Organ weights and relative organ weights of treated animals were indistinguishable from those of control animals. Statistically significantly decreased relative spleen weights in comparison with control weights among females receiving 1000 mg/kg/day were within normal biological variation and considered not to be of toxicological significance.

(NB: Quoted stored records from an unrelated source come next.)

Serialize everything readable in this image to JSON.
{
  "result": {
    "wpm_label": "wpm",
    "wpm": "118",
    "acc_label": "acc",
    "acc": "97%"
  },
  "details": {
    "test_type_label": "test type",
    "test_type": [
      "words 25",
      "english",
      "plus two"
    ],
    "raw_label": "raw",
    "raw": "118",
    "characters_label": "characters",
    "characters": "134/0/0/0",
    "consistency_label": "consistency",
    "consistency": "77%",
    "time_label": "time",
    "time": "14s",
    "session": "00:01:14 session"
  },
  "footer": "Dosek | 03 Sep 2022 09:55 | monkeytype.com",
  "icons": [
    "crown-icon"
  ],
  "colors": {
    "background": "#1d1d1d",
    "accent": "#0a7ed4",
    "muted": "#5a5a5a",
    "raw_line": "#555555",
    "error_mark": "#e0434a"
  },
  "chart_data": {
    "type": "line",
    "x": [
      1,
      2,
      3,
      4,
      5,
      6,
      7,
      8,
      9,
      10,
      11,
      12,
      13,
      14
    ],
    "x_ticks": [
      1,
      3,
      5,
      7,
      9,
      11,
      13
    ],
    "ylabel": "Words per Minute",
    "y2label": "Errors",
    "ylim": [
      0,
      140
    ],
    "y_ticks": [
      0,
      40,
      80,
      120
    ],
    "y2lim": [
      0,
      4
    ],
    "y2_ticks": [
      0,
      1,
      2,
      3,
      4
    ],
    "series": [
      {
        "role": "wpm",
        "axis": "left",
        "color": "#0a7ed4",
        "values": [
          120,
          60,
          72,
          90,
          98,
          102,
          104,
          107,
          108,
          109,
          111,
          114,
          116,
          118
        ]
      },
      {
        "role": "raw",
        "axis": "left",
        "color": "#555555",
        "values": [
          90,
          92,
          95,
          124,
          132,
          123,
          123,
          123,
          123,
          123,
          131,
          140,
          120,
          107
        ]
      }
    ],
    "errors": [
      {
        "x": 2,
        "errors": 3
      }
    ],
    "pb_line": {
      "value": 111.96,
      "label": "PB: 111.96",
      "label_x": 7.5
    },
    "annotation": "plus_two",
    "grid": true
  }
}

Gross pathological findings:

no effects observed

Neuropathological findings:

not examined

Histopathological findings: non-neoplastic:

no effects observed

Histopathological findings: neoplastic:

no effects observed

Other effects:

no effects observed

Details on results:

Analysis of dose preparations: The accuracy of preparation testing revealed that the highest nominal
concentration analyzed was in agreement with the concentrations prepared.

Effect levels

Target system / organ toxicity

Applicant's summary and conclusion

Conclusions:

In conclusion, treatment with the substance, dosed via oral gavage at dose levels 50, 200 or 1000 mg /kg bw/day resulted in a NOEL for males and females of 1000 mg/kg bw/day based on absence of adverse effects at 1000 mg/kg bw/day, the highest dose tested.

Executive summary:

In this subacute 28-day toxicity study performed according to OECD 407 guideline and GLP principles, MDI/CHA was administered daily by gavage to SPF-bred Wistar rats to 0, 50, 200 and 1000 mg/kg bw/day.
There were no changes in clinical appearance, body weights, food consumption, ophthalmoscopic examination, clinical laboratory investigations, macroscopic examination, organ weights and microscopic examination that were considered to be an effect of treatment. Based on the absence of
adverse effects at 1000 mg/kg bw/day, the NOEL for males and females in this study is at least 1000 mg/kg bw/day, the highest dose tested.